Volatile: N.D. oil regulators, execs complain Bakken crude unfairly singled out
BISMARCK — North Dakota oil regulators and industry officials expressed bewilderment Wednesday over why a federal agency has singled out Bakken crude oil as more volatile than other U.S. crudes when an industry analysis yielded data similar to a government study but deemed the oil as safe as other crudes.
“They really do seem to be picking on us,” said Attorney General Wayne Stenehjem, who received the industry report Wednesday along with his two fellow members on the state Industrial Commission, Gov. Jack Dalrymple and Agriculture Commissioner Doug Goehring.

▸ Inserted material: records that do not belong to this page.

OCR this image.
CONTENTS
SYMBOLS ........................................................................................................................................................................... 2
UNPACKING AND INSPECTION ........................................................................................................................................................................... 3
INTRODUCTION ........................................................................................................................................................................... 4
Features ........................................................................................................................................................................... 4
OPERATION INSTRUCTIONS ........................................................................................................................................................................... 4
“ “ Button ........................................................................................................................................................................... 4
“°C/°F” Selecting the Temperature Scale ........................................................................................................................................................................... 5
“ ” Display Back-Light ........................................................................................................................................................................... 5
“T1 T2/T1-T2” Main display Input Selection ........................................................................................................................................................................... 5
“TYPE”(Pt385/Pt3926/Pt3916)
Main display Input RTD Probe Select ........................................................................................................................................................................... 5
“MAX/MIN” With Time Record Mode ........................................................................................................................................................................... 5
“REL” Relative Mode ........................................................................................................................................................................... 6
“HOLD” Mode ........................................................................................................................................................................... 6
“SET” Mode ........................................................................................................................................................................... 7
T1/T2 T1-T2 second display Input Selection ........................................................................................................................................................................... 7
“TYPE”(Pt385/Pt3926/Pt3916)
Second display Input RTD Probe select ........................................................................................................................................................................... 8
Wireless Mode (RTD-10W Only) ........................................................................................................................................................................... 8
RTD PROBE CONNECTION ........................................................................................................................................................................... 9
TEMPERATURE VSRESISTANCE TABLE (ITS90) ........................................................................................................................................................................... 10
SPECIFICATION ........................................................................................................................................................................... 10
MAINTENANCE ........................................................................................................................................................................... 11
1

Dalrymple said he’s “puzzled” by the focus on the light, sweet crude from the Bakken shale formation, and he plans to ask U.S. Department of Transportation Secretary Anthony Foxx about it when Foxx and U.S. Energy Secretary Ernest Moniz visit Bismarck on Friday for a discussion on national energy policy.
The DOT’s Pipeline and Hazardous Materials Safety Administration released a report July 23 that found Bakken crude has a higher gas content, higher vapor pressure, lower flash point and boiling point “and thus a higher degree of volatility than most other crudes in the U.S., which correlates to increased ignitability and flammability.”
The report was prompted in part by the derailment and explosion of train cars carrying Bakken crude that killed 47 people on July 6, 2013, in Lac-Megantic, Quebec. It also cites three other recent train mishaps involving Bakken crude, most notably the fiery derailment Dec. 30 near Casselton, N.D.
“Given Bakken crude oil’s volatility, there is an increased risk of a significant incident involving this material due to the significant volume that is transported, the routes and the extremely long distances it is moving by rail,” the PHMSA report stated.
However, an industry study commissioned by the North Dakota Petroleum Council came to a different conclusion. The final report — released Monday and presented to the Industrial Commission on Wednesday — reinforced preliminary results released in May that found Bakken crude is similar to other North American light, sweet crudes and doesn’t pose a greater risk to transport by rail than other crudes and transportation fuels.
Dennis Sutton, an Ohio-based consultant with Turner, Mason & Co., which conducted the $400,000 industry study with SGS Laboratories, said PHMSA’s conclusion isn’t supported by data in its report.
“I think they are painting a picture incorrectly that the world of crudes looks like this and Bakken is out here,” he said.
Petroleum Council Vice President Kari Cutting said she asked PHMSA if it had comparative data on Bakken and other forms of crude regarding volatility and flammability, “and they said, ‘Not at this time.’”
“It almost sounds like they’re trying to make something up,” Goehring said.
PHMSA officials did not respond to phone and email messages seeking comment Wednesday.
The industry report outlined several recommended “best practices” for treating, testing and shipping Bakken crude. They include classifying all Bakken crude as a Class 3, Packing Group 1 hazardous material — the most dangerous class of Class 3 flammable liquids — even if current testing methods would classify a shipment as Packing Group 2. The difference in packing group number won’t affect how Bakken crude is moved by rail, but it would limit what types of trucks could haul the crude.
Oil company executives said existing infrastructure and vapor recovery equipment being installed in the maturing Bakken oil fields will help remove so-called “light ends,” or gases like butane and propane, from the crude to make it as safe as possible, but they noted it will still be flammable.
“I can’t make the oil not burn,” said Jeff Hume, an executive with Continental Resources, the largest mineral rights leaseholder in the Bakken shale oil play.
“You’ll be able to take a little bit out of the crude, but it won’t make a material difference,” said Steve McNally, Hess Corp.’s general manager for North Dakota. “What it will do is add significant cost to each individual well, and as you add individual cost, it makes it more problematic for those wells to be economical.”
A Fargo resident concerned about the potential for another Lac-Megantic-type disaster wants oil companies to go further. Ron Schalow has launched an online petition on his Facebook page, “The Bomb Train Buck Stops With North Dakota,” asking the Industrial Commission to force producers to strip all natural gas liquids from Bakken crude before shipping it by rail.
“The fact is it’s dangerous and they can do something about it if they want, and they won’t,” Schalow said, adding, “It’ll cost billions, and that’s the big issue.”
Karlene Fine, executive director of the Industrial Commission, said it’s the first time the Industrial Commission has been petitioned in that manner. She had received about 70 of the petition emails since Friday and will report the tally to the commission when they start tapering off, she said.
Industrial Commission members voted Wednesday to direct the Department of Mineral Resources to schedule a public hearing to take input on steps to reduce volatility of Bakken crude at well sites, not unlike how it held a public hearing when the commission was considering industry recommendations for reducing the flaring of natural gas at well sites.
“In my opinion, we’re going to have to do as much as we possibly can without becoming totally unfeasible from an economic standpoint,” Dalrymple said. “To the extent that we can lower vapor pressure, I think we ought to do that.”